Happy Birthday to me.
Delicious cake.
Wine wasn't bad either...

But, as 2009 retires gracefully into the memory bank, perhaps I should do a quick review of what happened to me, before I forget!
We started the year in Sydney, in a rented flat in Newington, with me trying to write two manuscripts at once. In between bike rides along the Parramatta River, I converted an unpublished verse-novel "black painted fingernails" into the start of a prose ms and enjoyed it so much, I just kept writing. By March, I had a messy first draft. Secondly, I took an 8,000 word short story with a lead character I really liked and converted that, by the end of 2009, into a prose novel called "Slice: juicy moments from my incredible life" which is due for publication in August 2010 by Woolshed Press (Random House). I'm really looking forward to it's release, after we get back from Europe.

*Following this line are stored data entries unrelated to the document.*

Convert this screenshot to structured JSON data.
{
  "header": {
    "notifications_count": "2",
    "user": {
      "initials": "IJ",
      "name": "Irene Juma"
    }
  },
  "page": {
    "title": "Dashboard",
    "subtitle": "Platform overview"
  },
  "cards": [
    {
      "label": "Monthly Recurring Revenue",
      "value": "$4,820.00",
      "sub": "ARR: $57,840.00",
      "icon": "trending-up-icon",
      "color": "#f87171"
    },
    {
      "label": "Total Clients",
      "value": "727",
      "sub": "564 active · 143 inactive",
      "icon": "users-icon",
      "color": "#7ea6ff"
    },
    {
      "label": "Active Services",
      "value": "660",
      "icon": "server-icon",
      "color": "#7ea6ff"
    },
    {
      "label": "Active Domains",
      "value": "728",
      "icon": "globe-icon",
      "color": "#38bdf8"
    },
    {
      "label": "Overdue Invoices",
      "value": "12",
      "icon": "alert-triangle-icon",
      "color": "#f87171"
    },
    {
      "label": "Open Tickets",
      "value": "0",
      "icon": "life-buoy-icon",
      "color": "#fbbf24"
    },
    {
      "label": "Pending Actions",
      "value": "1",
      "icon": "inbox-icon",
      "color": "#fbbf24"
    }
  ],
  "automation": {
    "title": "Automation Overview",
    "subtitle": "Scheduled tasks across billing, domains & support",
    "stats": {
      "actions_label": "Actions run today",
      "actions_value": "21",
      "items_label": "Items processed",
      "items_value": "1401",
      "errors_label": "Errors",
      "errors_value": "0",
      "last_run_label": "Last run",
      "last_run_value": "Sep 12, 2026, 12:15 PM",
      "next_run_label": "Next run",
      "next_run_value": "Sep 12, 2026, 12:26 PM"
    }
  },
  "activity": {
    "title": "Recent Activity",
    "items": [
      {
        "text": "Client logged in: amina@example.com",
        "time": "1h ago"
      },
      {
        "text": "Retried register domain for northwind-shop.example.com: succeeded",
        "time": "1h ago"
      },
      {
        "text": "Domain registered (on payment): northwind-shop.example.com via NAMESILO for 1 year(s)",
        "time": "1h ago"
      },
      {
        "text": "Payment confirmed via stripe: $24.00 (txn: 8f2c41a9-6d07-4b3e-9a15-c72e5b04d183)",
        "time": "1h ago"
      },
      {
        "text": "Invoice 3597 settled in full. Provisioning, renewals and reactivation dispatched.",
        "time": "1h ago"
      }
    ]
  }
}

The rest of 2009 was preoccupied with school visits, scoring twenty goals and making the Grand Final for my Sydney football team, Lokomotiv Cove and playing football at the Masters Games, where we won a silver medal.
By September, we'd decided that Sydney wasn't really for us, so we moved back home to Katoomba, where for the first time in my thirty-year career (if that's the word for it!) as a writer, I had my own study. I now look out through double doors and across the verandah to my backyard, and on a really clear night, I can see the lights of Sydney on the plain. Most nights, however, all I see is mist and cloud and rain and fog and all the other delights of living 1,000 metres above sea level.